(62e) Measurement and Modeling of Heterogeneous Single-Cell PI3K Inhibition Dose Responses

Precision health care in cancer increasingly focuses on treating patients with drugs targeted against specific driver mutations present in malignant cells. Targeted drugs typically produce transient responses with subsequent recurrence fueled by drug resistant cancer cells. Drug resistance arises from multiple cell intrinsic and/or environmental causes, including secondary genetic mutations, compensatory signaling pathways, intercellular signaling, and mass transfer limitations for drugs in spatially heterogeneous, disorganized tumor environments. Standard models for drug development and testing in cell-based assays typically rely on population-scale metrics defined by concentration-response curves. These metrics include maximum effect (E_max) and the concentrations of a compound required to reach 50% of the maximum effect (EC₅₀). However, population-scale metrics of efficacy mask heterogeneity among single cells. Drug resistance and tumor recurrence commonly arise from small subsets of cancer cells, motivating new approaches to analyze drug effects in single cells.

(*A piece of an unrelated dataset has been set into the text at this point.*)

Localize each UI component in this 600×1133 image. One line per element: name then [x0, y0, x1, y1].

In this work, we first simulated concentration-response curves from heterogeneous populations of breast cancer cells. Our simulations reveal that arbitrary distributions of concentration-response parameters, including bimodal distributions or distributions with small subpopulations, can yield identical population level concentration-response curves. Next, we used live, single cell fluorescence microscopy to measure concentration-dependent responses to clinically-approved inhibitors (alpelisib and omipalisib) of the oncogenic phosphatidylinositol-3-kinase (PI3K) - Akt pathway. We quantified effects of these compounds on activation of Akt and ERK, two major kinases driving proliferation and survival in breast cancer and multiple other malignancies, with multiplexed kinase translocation reporters (KTRs). KTRs reversibly move between the nucleus and cytoplasm of cells, providing a dynamic, quantitative readout of kinase activity and inhibition. We developed automated image processing methods to quantify KTRs in thousands of cells, tracking activities of Akt and ERK in single cells over time. We stably expressed KTRs for Akt and ERK in multiple breast cancer cell lines with mutations that activate the Akt pathway. Our studies revealed that cells respond to PI3K inhibitors rapidly and heterogeneously, with different magnitudes and durations of inhibition. We next subjected cells to continuously escalating doses of PI3Ki and extracted dose-dependent kinase activity measurements from individual cells over time. We determined that both breast cancer cell lines displayed heterogeneous EC₅₀ and Emax values for each tested PI3K inhibitor. Approximately 10% of cells displaying EC₅₀ values 10 times higher than the population EC₅₀ and approximately 10% of the cells showing an E_max close to zero, indicating a lack of kinase inhibition.

We next investigated the impact of measured cell-intrinsic heterogeneity on drug resistance relative to variations in pharmacokinetic and mass transport dynamics of small molecule drugs that govern tissue distribution in vivo. We integrated a two-compartment pharmacokinetic model with a Krogh Cylinder model of drug distribution in tissue around a blood vessel. We calibrated this model based on measured PK data for one of our PI3K inhibitors and then calculated different distributions of pharmacokinetic parameters at various locations around a blood vessel. For instance, we compared random spatial distributions of EC₅₀ and E_max values for single cells or distributions that were a function of radius from the blood vessel against the baseline case where all cells had identical concentration-dependent responses. We found that intrinsic variation in cellular dose-response can accentuate tissue heterogeneity, increasing the likelihood of resistance to an administered drug.

In summary, our systems biology approach based on single-cell imaging data provides an innovative framework to analyze susceptibility or resistance to cancer therapies. Predicting how cell-intrinsic and environmental factors regulate efficacy of drugs promises a new pathway to overcome drug resistance and improve outcomes for patients with cancer.